Markus 12: 28-34 dengan sangat tegas dan lugas sedang memposisikan kasih sebagai bagian utama dalam kehidupan manusia. Artinya, sebagai umat manusia, secara khusus yang percaya kepada Yesus Kristus, kita tidak dapat melakukan tawar-menawar perihal kasih. Namun, melakukan kasih memang bukanlah perkara mudah. Apalagi, ketika kita mengetahui bahwa seseorang yang membuat luka di hati kita sedang berada dalam kondisi lemah sehingga menjadi kesempatan untuk melancarkan balas dendam kepadanya.

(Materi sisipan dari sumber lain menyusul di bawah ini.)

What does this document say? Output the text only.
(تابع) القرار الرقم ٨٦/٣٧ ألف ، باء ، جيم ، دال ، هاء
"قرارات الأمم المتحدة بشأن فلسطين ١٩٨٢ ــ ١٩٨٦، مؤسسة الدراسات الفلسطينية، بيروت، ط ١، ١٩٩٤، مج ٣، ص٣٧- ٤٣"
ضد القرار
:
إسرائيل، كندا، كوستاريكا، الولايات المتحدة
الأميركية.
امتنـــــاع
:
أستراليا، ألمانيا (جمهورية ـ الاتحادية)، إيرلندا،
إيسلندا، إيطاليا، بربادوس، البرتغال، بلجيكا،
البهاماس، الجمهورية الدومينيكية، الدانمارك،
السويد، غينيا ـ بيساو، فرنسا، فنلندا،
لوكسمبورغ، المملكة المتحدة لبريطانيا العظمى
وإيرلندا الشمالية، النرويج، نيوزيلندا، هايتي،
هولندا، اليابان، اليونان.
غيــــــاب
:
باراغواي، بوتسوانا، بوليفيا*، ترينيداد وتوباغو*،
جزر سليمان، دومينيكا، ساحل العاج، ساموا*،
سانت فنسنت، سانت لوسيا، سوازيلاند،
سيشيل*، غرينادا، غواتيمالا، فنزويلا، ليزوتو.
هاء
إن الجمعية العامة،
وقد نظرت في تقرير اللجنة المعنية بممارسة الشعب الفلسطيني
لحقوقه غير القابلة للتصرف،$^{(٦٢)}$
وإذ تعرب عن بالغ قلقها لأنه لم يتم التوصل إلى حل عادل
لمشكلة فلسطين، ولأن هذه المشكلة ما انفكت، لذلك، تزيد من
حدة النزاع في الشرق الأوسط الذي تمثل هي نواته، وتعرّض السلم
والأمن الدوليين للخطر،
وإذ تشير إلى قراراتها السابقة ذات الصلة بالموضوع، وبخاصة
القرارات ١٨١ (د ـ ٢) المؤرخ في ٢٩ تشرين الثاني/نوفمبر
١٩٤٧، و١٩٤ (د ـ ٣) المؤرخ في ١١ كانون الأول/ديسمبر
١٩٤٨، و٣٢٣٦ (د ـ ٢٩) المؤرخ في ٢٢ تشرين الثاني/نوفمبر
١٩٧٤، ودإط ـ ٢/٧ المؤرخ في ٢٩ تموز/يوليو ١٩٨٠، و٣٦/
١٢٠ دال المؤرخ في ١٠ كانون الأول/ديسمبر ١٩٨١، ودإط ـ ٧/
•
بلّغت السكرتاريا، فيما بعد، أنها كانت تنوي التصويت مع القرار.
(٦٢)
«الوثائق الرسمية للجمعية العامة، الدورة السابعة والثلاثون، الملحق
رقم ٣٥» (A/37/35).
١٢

Makna kasih pun dapat kita definisikan ke dalam dua hakikat, yakni: kasih yang pura-pura dan kasih yang tulus. Kasih yang pura-pura merupakan tindakan yang dilandaskan oleh ketidak tulusan yang selalu mengharapkan sesuatu darinya. Manusia dengan kasih yang pura-pura selalu memberi tempat bagi ‘makhluk’ yang bernama ‘kejahatan’ untuk tinggal di dalam hatinya. Parahnya, ia seperti memiliki peliharaan kesayangan yang selalu diperhatikan, diberi makan-minum agar tumbuh besar. Alhasil, setiap orang yang hidup dengan kasih yang pura-pura cenderung dipenuhi oleh amarah, kebencian, dendam maupun siasat licik sebagai hasil dari kejahatan di dalam hatinya.
Selain itu, ada pula hakikat kasih yang tulus. Manusia dengan kasih yang tulus selalu memberi tempat bagi makhluk yang bernama kebaikan untuk tinggal di dalam hatinya. Ia selalu dengan setia memberikan perhatian, memberi makan-minum agar kebaikan itu dapat bertumbuh. Bagaimana caranya merawat kebaikan tersebut? Firman Allah! Alhasil, ketika ada orang yang melukai hatinya, ia tertolong untuk tidak hidup di dalam luka tersebut. Bahkan, ia dapat menemui ketenangan untuk menghadapinya hingga nantinya mendapatkan sukacita, seperti kesaksian Mazmur 23:2, “Ia membaringkan aku di padang yang berumput hijau, Ia membimbing aku ke air yang tenang.”
Kita perlu menjadi manusia yang menikmati kasih Allah secara aktif dengan cara melakukan kasih itu di dalam kehidupan. Sekarang, kita berada di antara dua pilihan kasih: pura-pura atau tulus. Ajaran yang diberikan oleh Tuhan Yesus Kristus adalah jelas, yaitu kita diharapkan untuk memiliki kasih tulus. Apakah hal tersebut dapat diwujudkan? Sudah tentu bisa. Sekarang, yang perlu kita lakukan adalah mengevaluasi diri dan bertanya, “Apakah saya bersedia untuk melakukan kasih?”